5)    Once your graph is displayed on the worksheet with your data, click on one

       of the data points with your right mouse button.

6)    From the small menu which appears, choose the “add Trendline” option.

7)    You will be presented a series of regression types to choose from, and the

       linear option will already be highlighted.

8)    Before you hit OK, however, click on the Options menu and check the boxes

       entitled “Display equation on chart” and “Display R-squared value on chart.”

9)    Now click OK and your graph, complete with the equation and r2-value, will

       be displayed on the worksheet next to your data.

 

*Note: the regression tool in Excel can be used to make regressions other than linear


STATISTICS USING MICROSOFT EXCEL (continued)

 

Frequency Analysis:  Chi-square test

 

Explanation

The statistical procedures described above all deal with testing hypotheses about continuous variables--those which involve direct measurement of variables and the comparison of values obtained.  Sometimes ecologists deal with data that are grouped into classes, such as the number of individual organisms from each of 10 different species obtained in a soil sample.  You might want to know if the distribution of individuals among each species differs from that determined in a previous study for a different soil type.  The chi-square test is a simple way to test for differences in frequency data--variables distributed into two or more classes (in this example, the classes are species).  As with the t-test, you will use Excel to calculate a test statistic, in this case the chi-square (X2) statistic.  The chi-square test statistic is then compared with a critical value for X2.   By comparing the test statistic with the critical value obtained from a statistical table or software package, you will decide whether you are able to reject your null hypothesis at the predetermined probability (typically P = 0.05).

 

Instructions for Excel

1)    Open Excel.

2)    Under the file menu, select NEW, which will give you a blank worksheet.

3)    You will use two columns.  One of these represents the data from the

       samples you collected.  The other may be a second set of sample data, or it

       may be an expected or hypothesized frequency suggested from ecological

       theory, past studies, or a well-known frequency distribution, such as a

       normal distribution.  In all cases, you are testing to see if the “observed” and

       “expected” frequencies differ.

4)    At the top of each column, type in a label that describes the sample

       frequency distribution.

5)    Under each label, enter the appropriate data you have collected.

6)    At this point  you should have your data in two columns with a label at the

       top of each.  Now it’s time to analyze your data.

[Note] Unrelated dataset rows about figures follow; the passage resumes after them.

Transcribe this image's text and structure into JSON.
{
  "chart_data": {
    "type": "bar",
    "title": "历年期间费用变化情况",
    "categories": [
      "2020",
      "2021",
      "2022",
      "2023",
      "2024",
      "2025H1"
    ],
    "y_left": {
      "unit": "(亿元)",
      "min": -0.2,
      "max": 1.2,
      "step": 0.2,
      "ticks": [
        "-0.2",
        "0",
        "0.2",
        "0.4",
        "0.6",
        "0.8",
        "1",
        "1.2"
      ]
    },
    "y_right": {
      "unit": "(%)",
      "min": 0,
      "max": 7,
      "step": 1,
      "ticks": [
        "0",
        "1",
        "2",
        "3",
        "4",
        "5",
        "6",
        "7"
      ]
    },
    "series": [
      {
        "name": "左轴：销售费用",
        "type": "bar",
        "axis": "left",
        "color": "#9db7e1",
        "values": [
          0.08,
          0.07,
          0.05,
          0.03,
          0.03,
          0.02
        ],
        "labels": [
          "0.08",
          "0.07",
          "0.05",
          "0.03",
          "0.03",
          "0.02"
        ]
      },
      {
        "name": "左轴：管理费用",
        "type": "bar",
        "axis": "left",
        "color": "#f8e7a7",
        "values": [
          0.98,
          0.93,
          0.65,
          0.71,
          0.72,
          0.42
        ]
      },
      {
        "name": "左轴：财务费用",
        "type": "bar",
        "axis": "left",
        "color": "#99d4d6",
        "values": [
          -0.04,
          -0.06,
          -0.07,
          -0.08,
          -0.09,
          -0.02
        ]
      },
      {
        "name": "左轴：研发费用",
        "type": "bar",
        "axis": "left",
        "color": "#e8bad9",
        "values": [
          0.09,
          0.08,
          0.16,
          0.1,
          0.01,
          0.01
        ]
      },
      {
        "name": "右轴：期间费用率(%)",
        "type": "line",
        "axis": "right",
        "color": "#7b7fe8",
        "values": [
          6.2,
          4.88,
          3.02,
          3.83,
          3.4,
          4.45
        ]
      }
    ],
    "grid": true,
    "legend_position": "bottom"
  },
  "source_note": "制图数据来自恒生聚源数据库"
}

7)    Go to the insert menu and select Function.  Under Function, select

       Statistical.

8)    In the right-hand column select the option called: ChiTest.

9)    Selecting this will bring up another window that asks for information

       regarding where Excel can find your data.  These are the input ranges.  In

       this test there are two: one is called the “observed,” and the other the

“expected range.”  Note that even when you are comparing two sample frequencies,  you will have to calculate the expected values. Think of

       it this way: if your null hypothesis is that the frequencies are the same, you

“expect” the distribution to exhibit a random pattern.  You will compare this random pattern of "expected values" to the "observed" data.

10)  Enter the cell name and number where the first set of data begins and ends,

       separated by a colon.  (Example a2:a6, where the data starts at a2 and ends at

       a6).  Next enter the cell name and number where the second set of data begins

       and ends, in the same manner.

11)  After you enter this second range, the p-value for your X2 test will automatically

       appear in the upper right-hand corner of the box.  You may want to write this

       down now before hitting the “finish” button, as sometimes it can be difficult to find

       where Excel chose to print out your p-value.